There's a tech background to the book that I've seen face to face, not the AI/sentient bits, but the constant tracking and the BS fobbing off that people in tech (who mostly don't understand their tech) use. Certainly for the first half of the book I found myself chuckling away.

The story and outlook is pretty bleak: all privacy lost, super corp tracks your every move and uses that information to then manipulate your decisions. Pretty much what we face today, in the early 20s, with Google and Facebook.

For me, I felt like the book started to lose it's momentum around halfway and it felt like the story was stagnating. I wasn't really sure how the antagonist actually ties up with the story, or even if indeed the were the/an antagonist.

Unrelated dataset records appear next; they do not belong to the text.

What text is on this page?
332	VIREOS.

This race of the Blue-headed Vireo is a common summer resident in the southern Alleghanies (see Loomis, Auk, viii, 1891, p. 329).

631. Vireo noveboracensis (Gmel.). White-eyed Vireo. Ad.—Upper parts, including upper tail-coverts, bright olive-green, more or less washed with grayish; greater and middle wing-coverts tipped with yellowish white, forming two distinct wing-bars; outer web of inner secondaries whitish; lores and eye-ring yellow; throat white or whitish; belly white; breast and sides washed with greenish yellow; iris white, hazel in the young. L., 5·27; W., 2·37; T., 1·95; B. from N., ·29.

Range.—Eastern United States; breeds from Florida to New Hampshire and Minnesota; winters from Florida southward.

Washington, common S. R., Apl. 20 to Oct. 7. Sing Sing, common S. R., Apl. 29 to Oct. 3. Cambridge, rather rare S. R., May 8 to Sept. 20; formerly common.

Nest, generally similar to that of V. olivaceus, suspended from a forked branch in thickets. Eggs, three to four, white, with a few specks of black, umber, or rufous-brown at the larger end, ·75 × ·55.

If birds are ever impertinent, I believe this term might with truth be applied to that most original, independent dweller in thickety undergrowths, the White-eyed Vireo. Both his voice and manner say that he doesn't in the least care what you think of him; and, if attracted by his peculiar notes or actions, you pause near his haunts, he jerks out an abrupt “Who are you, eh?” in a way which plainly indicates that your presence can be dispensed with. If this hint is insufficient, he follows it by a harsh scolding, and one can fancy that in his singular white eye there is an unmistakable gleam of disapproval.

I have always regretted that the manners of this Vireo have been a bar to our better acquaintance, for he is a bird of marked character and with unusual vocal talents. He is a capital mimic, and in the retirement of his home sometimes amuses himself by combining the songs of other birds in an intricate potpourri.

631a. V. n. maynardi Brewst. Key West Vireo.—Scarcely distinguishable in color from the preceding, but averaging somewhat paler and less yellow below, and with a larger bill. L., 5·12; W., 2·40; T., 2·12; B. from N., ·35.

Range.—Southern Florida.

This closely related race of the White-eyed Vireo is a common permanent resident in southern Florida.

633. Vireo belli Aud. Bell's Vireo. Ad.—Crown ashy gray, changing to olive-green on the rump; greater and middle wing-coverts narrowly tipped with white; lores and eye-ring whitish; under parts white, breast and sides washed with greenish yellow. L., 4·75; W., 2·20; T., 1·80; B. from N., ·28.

It also felt to me like it ended abruptly without really being able to say anything. Which might be because we already like in a world where super corp does indeed hold our privacy to random and there's really no escaping it and even then in the face of criminal behaviour (see Brexit campaign and Trump) there's no recourse that the either the law can apply or society seems to want to see actioned. That's to say: it's pretty messed up.

7 Highlight(s)

Location 58

Alas, within the free market it is not permitted to trade freely in any place you choose, and these people were of course prosecuted for trading without a licence.

Location 140

Meanwhile, Strachey tried to decide whether to jump (into the abyss) or whether to stand at the edge (and be pushed into the abyss) or whether to tiptoe back from the edge of the abyss (hoping no one noticed where he had been and also that no one would push him in later anyway).

Location 178

just need a yes or no answer,' said Guy. 'Only just! Nothing is ever only just!' said Sarah Coates.

Location 271

The point was made across all the free media. Nothing you are told is real. Remember this, until we tell you that something you are being told is real. Actually, the thing we are telling you, that nothing you are told is real, is actually real. That thing is real, about nothing being real. Just that thing though and nothing else. Is that clear?

Location 304

Furthermore, in order to protect the nation from any further security violations in protest against mass surveillance, the Government would, naturally, be obliged to enhance its mass surveillance program further.

Location 321

She hoped to capsize the world, and make everything lowermost that was uppermost.

Location 333

It was her mind that was broken, rather than the reality beyond her. Yet, how would she tell?